Tunnel Study Shows Promise for Better Emergency Communications
In a discovery that may lead to better communications in underground mines and subways, researchers at the National Institute of Standards and Technology have confirmed that underground tunnels can have a frequency "sweet spot" where signals may travel several times farther than at other frequencies, NIST announced Tuesday. They used new data to confirm models developed in the 1970s.
The optimal frequency depends on the dimensions of the tunnel. For a typical subway-sized tunnel, the sweet spot is in the frequency range 400 MHz to 1 gigahertz (GHz). The research was supported in part by the U.S. Department of Justice and the Department of Homeland Security; it is published in a NIST series contributing to the first comprehensive public data collection on radio transmissions in large buildings and structures(www.boulder.nist.gov/div818/81802/MetrologyForWirelessSys/).
NIST said the data will support the development of open standards for the design of optimal systems, especially for emergency responders, adding that NIST researchers "were surprised by how much farther signals at the optimal frequency traveled in above-ground building corridors, as well as underground." Lead author Kate Remley said the results may help in designing wireless systems that improve control of search-and-rescue robots in subways. Some hand-held radios used by emergency responders for voice communications already operate within the optimal range for a typical subway, between around 400 MHz and 800 MHz. To provide the broadband data transfer capability desired for search and rescue with video (a bandwidth of at least 1 MHz), a regulatory change would be needed, Remley said.

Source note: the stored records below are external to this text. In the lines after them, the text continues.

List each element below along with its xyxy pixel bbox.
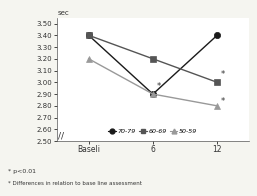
Text: //: // bbox=[58, 132, 64, 141]
Text: * p<0.01: * p<0.01 bbox=[8, 170, 36, 174]
Text: *: * bbox=[221, 97, 225, 106]
Text: *: * bbox=[221, 70, 225, 79]
Text: sec: sec bbox=[58, 10, 70, 16]
Text: *: * bbox=[157, 82, 161, 91]
Legend: 70-79, 60-69, 50-59: 70-79, 60-69, 50-59 bbox=[106, 126, 200, 137]
Text: * Differences in relation to base line assessment: * Differences in relation to base line a… bbox=[8, 181, 142, 186]
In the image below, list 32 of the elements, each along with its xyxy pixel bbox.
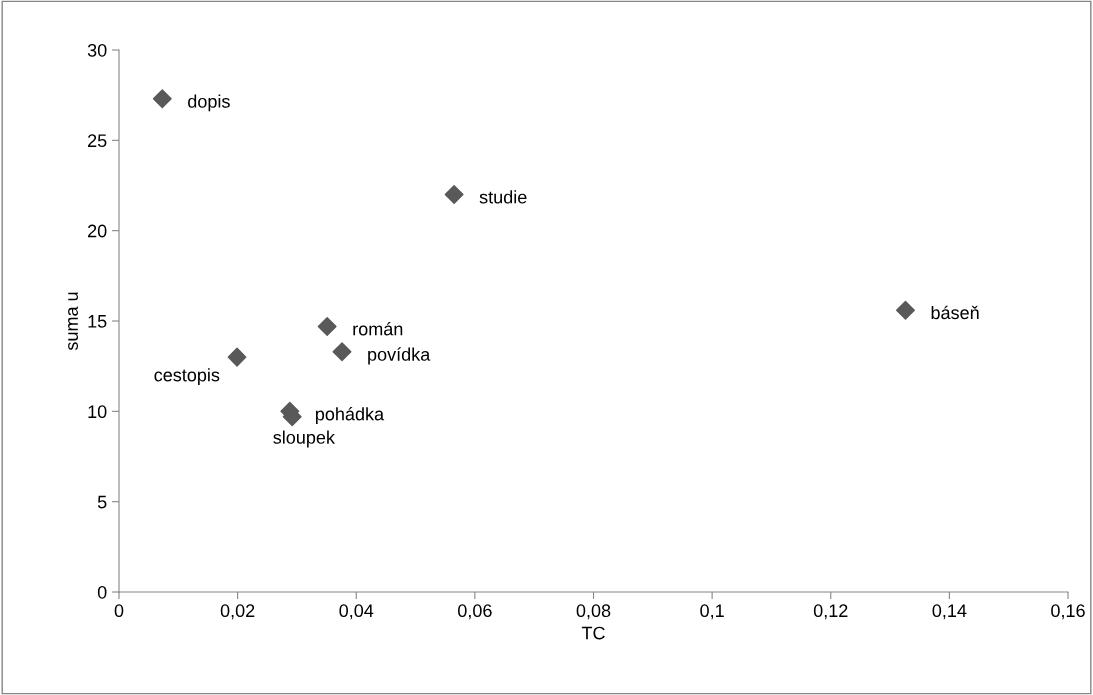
point xyxy=(227,347,247,367)
point xyxy=(896,300,915,320)
x-tick-label: 0,08 xyxy=(576,604,611,620)
y-axis-title: suma u xyxy=(68,292,78,351)
annotation: román xyxy=(353,321,403,336)
y-tick-label: 20 xyxy=(88,224,107,238)
x-tick-label: 0 xyxy=(114,604,124,618)
annotation: povídka xyxy=(368,347,431,365)
annotation: sloupek xyxy=(273,430,336,448)
x-tick-label: 0,16 xyxy=(1051,604,1085,620)
x-tick-label: 0,1 xyxy=(700,604,724,620)
annotation: pohádka xyxy=(315,406,385,425)
y-tick-label: 15 xyxy=(88,315,107,328)
y-tick-label: 10 xyxy=(88,405,107,419)
point xyxy=(332,342,352,362)
point xyxy=(444,185,464,205)
annotation: cestopis xyxy=(154,368,220,385)
x-tick-label: 0,02 xyxy=(220,604,255,620)
y-tick-label: 30 xyxy=(87,43,107,57)
annotation: báseň xyxy=(931,305,979,320)
point xyxy=(317,316,337,336)
x-tick-label: 0,14 xyxy=(932,604,967,620)
annotation: studie xyxy=(479,190,527,204)
x-tick-label: 0,12 xyxy=(813,604,848,620)
x-axis-title: TC xyxy=(581,626,605,640)
x-tick-label: 0,06 xyxy=(458,604,492,620)
point xyxy=(152,89,172,109)
y-tick-label: 5 xyxy=(97,495,107,509)
y-tick-label: 25 xyxy=(88,134,107,148)
annotation: dopis xyxy=(188,94,230,112)
x-tick-label: 0,04 xyxy=(339,604,374,620)
y-tick-label: 0 xyxy=(97,585,107,599)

The tunnel studies were performed in 2007 at Black Diamond Mines Regional Park near Antioch, Calif. NIST said tunnels can channel radio signals in the right frequency range because they act like giant waveguides -- pipelike channels that confine and direct microwaves on integrated circuit wafers and in antenna feed systems and optical fibers. The channel shape reduces the losses caused when signals are absorbed or scattered by structural features.